— Куда? В случае чего в окно и на огород выскочишь. Там — прямиком на базар. Все от меня так линяли. Никого не накрыли. И ты не трепыхайся. Не впервой тут.
Дрозд выставил на стол угощенье. Разворачивая один сверток за другим, нарезал колбасу и селедку, корейскую капусту чимчу, разделывал крабьи ноги. Кетовую икру выложить из банки было некуда.
Из посуды у Тоськи были лишь стаканы. Не утруждала себя баба лишними хлопотами. И, залив в горло стакан водки, тут же отправила туда кусок колбасы величиной с кулак, подпихнув его нечищеной жирнющей селедкой.
— Ешь, Тоська, тварь патлатая. Ты голодная, как собака. А и я не счастливей тебя. Пей, покуда живы! — налил шнырь бабе еще полстакана.
— А любовь когда? Иль погодишь малость? — пропихивала Оглобля остаток колбасы.
— Имеем время, — успокоил Дрозд.
Наевшись, Тоська подобрела, даже улыбаться начала лениво, захмелев.

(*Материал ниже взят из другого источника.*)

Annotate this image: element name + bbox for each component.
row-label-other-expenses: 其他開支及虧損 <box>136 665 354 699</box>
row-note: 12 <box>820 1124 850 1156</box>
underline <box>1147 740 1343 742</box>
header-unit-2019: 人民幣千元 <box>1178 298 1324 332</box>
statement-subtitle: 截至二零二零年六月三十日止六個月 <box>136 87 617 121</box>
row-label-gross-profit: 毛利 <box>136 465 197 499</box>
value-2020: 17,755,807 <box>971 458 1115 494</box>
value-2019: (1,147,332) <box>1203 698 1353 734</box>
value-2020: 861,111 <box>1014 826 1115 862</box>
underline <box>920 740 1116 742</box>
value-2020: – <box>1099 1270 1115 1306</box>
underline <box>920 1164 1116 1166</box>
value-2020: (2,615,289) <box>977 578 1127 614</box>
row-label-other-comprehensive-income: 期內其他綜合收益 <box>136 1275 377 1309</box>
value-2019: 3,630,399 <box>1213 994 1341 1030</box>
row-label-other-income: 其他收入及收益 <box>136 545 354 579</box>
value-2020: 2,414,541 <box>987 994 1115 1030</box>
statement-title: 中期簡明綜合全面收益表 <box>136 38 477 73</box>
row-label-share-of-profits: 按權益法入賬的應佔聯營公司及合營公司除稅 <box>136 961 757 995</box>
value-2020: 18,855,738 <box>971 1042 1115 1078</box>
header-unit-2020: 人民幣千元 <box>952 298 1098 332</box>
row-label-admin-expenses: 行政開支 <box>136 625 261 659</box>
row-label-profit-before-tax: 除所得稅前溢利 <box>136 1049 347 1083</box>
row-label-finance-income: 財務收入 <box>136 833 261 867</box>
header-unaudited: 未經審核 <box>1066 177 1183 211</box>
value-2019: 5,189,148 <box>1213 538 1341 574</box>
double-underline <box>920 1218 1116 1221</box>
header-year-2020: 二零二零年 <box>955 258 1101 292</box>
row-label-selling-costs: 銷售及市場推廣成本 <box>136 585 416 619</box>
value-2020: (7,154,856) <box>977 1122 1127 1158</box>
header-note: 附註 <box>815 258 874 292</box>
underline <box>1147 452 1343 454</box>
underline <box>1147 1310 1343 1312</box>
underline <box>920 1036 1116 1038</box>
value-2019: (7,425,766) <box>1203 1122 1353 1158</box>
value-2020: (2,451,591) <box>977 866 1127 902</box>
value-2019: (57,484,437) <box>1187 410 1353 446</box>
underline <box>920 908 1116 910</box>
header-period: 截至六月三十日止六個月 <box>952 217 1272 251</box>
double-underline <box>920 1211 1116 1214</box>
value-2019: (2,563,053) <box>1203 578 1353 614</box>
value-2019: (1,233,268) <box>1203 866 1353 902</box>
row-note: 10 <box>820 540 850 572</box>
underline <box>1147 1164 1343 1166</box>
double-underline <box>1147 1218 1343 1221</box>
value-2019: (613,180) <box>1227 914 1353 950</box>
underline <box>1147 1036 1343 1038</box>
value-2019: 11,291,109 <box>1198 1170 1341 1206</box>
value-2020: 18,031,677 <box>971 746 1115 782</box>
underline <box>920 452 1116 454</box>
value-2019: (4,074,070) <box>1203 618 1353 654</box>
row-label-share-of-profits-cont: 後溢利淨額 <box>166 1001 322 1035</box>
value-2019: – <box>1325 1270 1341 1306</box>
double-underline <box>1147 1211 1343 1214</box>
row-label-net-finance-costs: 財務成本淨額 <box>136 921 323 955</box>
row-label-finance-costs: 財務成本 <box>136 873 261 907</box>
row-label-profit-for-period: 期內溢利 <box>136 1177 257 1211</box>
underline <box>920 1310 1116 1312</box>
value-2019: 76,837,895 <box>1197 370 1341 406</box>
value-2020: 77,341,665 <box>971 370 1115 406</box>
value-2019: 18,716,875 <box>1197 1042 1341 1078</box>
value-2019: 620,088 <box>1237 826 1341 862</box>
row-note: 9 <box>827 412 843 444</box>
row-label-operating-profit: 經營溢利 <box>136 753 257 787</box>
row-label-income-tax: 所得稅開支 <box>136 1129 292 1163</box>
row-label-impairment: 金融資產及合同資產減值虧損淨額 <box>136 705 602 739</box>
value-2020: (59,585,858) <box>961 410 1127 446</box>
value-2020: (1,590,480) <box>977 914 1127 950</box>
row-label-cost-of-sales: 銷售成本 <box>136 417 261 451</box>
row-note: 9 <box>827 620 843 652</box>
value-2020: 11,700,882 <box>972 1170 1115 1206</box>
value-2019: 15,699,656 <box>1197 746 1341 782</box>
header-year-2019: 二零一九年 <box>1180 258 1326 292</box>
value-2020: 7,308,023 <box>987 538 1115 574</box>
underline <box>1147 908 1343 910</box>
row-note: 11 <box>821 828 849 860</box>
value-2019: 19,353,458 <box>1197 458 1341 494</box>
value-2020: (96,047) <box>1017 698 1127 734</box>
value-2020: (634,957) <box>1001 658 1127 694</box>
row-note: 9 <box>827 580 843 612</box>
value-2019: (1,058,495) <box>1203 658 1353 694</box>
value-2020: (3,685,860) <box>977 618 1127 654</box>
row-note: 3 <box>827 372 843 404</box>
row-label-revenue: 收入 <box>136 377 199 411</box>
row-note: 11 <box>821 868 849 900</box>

Дрозд смотрел на эту улыбку завороженно. Когда-то Тоська была неотразимой. Ее продажная улыбка снилась фартовым на холодных нарах и шконках Колымы. В ее честь слагались трогательные песни в бараках. Их подхватывал прокравшийся колымский ветер и, подвывая зэкам на все голоса, разносил песни по зонам. Но ни одна из них не ворвалась сюда, не прозвучала.
А все потому, что многие любили ее одну. Она любила всех сразу. Подруга удач и застолья, Тоська никого не оплакивала, никого не пожалела; ни один из- поклонников не застрял в ее душе и памяти. А сердце проститутке иметь не полагалось. Ни к чему оно ей было.

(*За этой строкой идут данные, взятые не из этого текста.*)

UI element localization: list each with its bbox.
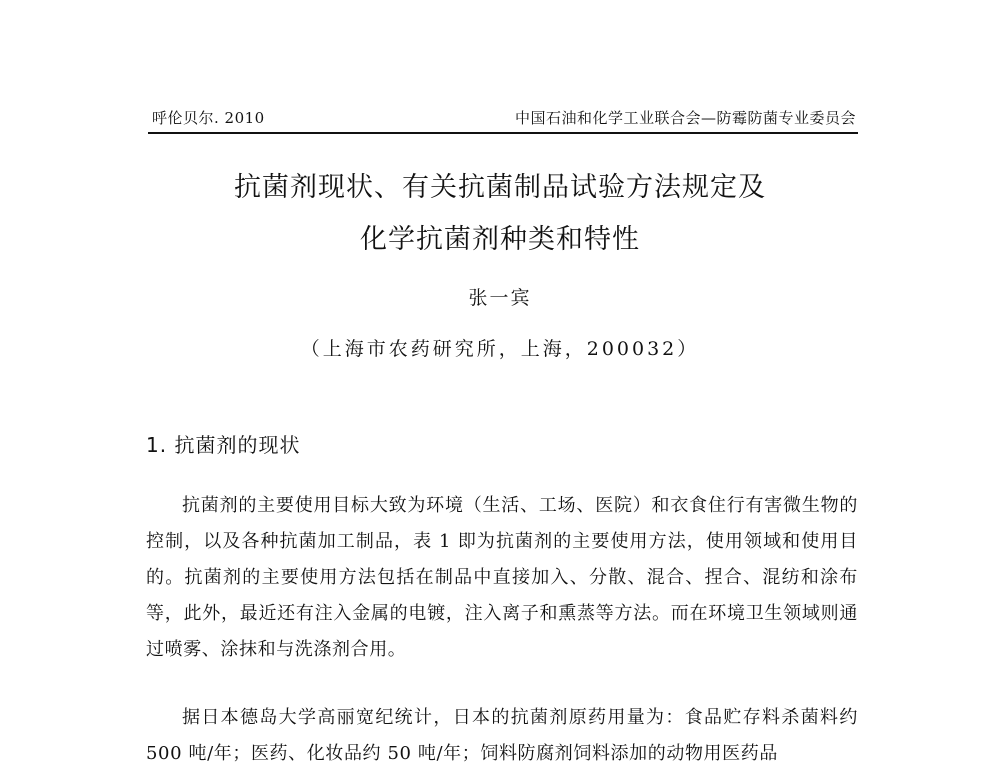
author-affiliation: （上海市农药研究所，上海，200032） <box>300 338 700 360</box>
section-heading: 1. 抗菌剂的现状 <box>146 433 301 457</box>
body-paragraph-2: 据日本德岛大学高丽宽纪统计，日本的抗菌剂原药用量为：食品贮存料杀菌料约 500 吨/年；医药、化妆品约 50 吨/年；饲料防腐剂饲料添加的动物用医药品 <box>146 707 858 764</box>
paper-title-line-1: 抗菌剂现状、有关抗菌制品试验方法规定及 <box>234 172 766 203</box>
header-conference-location: 呼伦贝尔. 2010 <box>152 109 265 127</box>
header-organization: 中国石油和化学工业联合会—防霉防菌专业委员会 <box>514 109 856 127</box>
running-header <box>148 108 858 134</box>
body-paragraph-1: 抗菌剂的主要使用目标大致为环境（生活、工场、医院）和衣食住行有害微生物的控制，以及各种抗菌加工制品，表 1 即为抗菌剂的主要使用方法，使用领域和使用目的。抗菌剂的主要使用方法包括在制品中直接加入、分散、混合、捏合、混纺和涂布等，此外，最近还有注入金属的电镀，注入离子和熏蒸等方法。而在环境卫生领域则通过喷雾、涂抹和与洗涤剂合用。 <box>146 495 858 660</box>
author-name: 张一宾 <box>468 287 532 309</box>
paper-title-line-2: 化学抗菌剂种类和特性 <box>360 224 640 255</box>
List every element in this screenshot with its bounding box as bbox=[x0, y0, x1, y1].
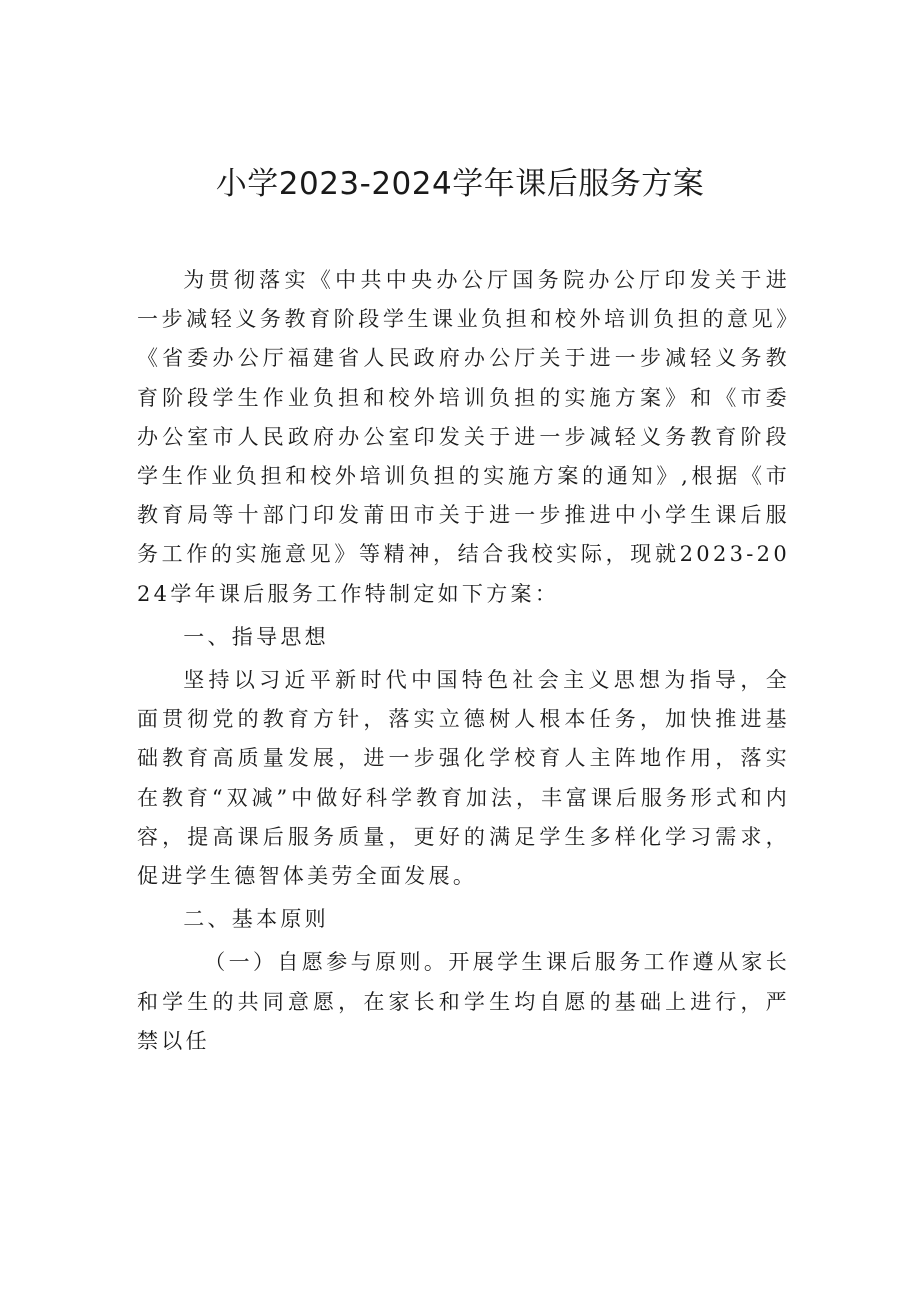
section-heading-basic-principles: 二、基本原则 bbox=[183, 907, 329, 932]
document-title: 小学2023-2024学年课后服务方案 bbox=[215, 166, 705, 202]
intro-paragraph: 为贯彻落实《中共中央办公厅国务院办公厅印发关于进一步减轻义务教育阶段学生课业负担和校外培训负担的意见》《省委办公厅福建省人民政府办公厅关于进一步减轻义务教育阶段学生作业负担和校外培训负担的实施方案》和《市委办公室市人民政府办公室印发关于进一步减轻义务教育阶段学生作业负担和校外培训负担的实施方案的通知》,根据《市教育局等十部门印发莆田市关于进一步推进中小学生课后服务工作的实施意见》等精神，结合我校实际，现就2023-2024学年课后服务工作特制定如下方案： bbox=[137, 268, 790, 606]
guiding-thought-paragraph: 坚持以习近平新时代中国特色社会主义思想为指导，全面贯彻党的教育方针，落实立德树人根本任务，加快推进基础教育高质量发展，进一步强化学校育人主阵地作用，落实在教育“双减”中做好科学教育加法，丰富课后服务形式和内容，提高课后服务质量，更好的满足学生多样化学习需求，促进学生德智体美劳全面发展。 bbox=[137, 668, 790, 889]
document-body bbox=[137, 261, 790, 1061]
principle-voluntary-paragraph: （一）自愿参与原则。开展学生课后服务工作遵从家长和学生的共同意愿，在家长和学生均自愿的基础上进行，严禁以任 bbox=[137, 950, 790, 1053]
section-heading-guiding-thought: 一、指导思想 bbox=[183, 624, 329, 649]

Оглобля вскоре совсем разомлела, видно, и впрямь, давно не пила. Дрозда, как, впрочем, и других, Тоська никогда не стеснялась. Она расстегнула кофту, сдавившую грудь, и запела гнусаво:
Не люби вора, вор попадется,
а передачку носить не понравится.
А я любила вора и любить буду,
Я носила передачу и носить буду.
Потом, обхватив шныря рукой за шею, повалила привычно на обшарпанный, замызганный диван. Дрозд млел от счастья. Купленного, короткого, как миг.
— Тоська, лярва, змея ползучая, ведь умеешь радовать, но почему без сердца? — вопил шнырь.
Оглобля вскоре оставила Дрозда в покое. Отпила портвейн из горла, сказала шнырю, уже посуровев:
— Гони башли и хиляй. Да кентам скажи, что мусора по ним, видать, шибко соскучились.
— Глаза б мои их век не видели, — сплюнул Дрозд.
— Пахану передай: коль без подогрева держать меня будет, долго не выдержу, — сказала Тоська.
— Это как понять?
— То не для твоей тыквы. Он поймет.
А в это время к Дяде пришли двое законников, хозяева самых больших и отчаянных «малин».
Пахан подсел к столу:
— Навар поделили честно?
— Как мама родная, — рассмеялся фартовый, которого все «малины» знали по кличке Рябой. Второй, с кличкой Кабан, лишь молча кивнул громадной черной головой.
— Лягавые нас по городу шарят. А потому не надо давать им- опомниться, завтра ночью берем универмаг. Центральный. Там на втором этаже ювелирный отдел есть.
— Его же после сегодняшней ночи на особую охрану возьмут. Засыплемся. Зачем рисковать? Надо дать лягавым успокоиться. А уж потом точку брать, — не согласился Кабан.
— Пустое лепишь. Пару дел провернуть успеем, — настаивал Дядя.
— Универмаг на самом пупке. Как к нему подвалить? Каждый угол виден, — перечил неуверенно Рябой.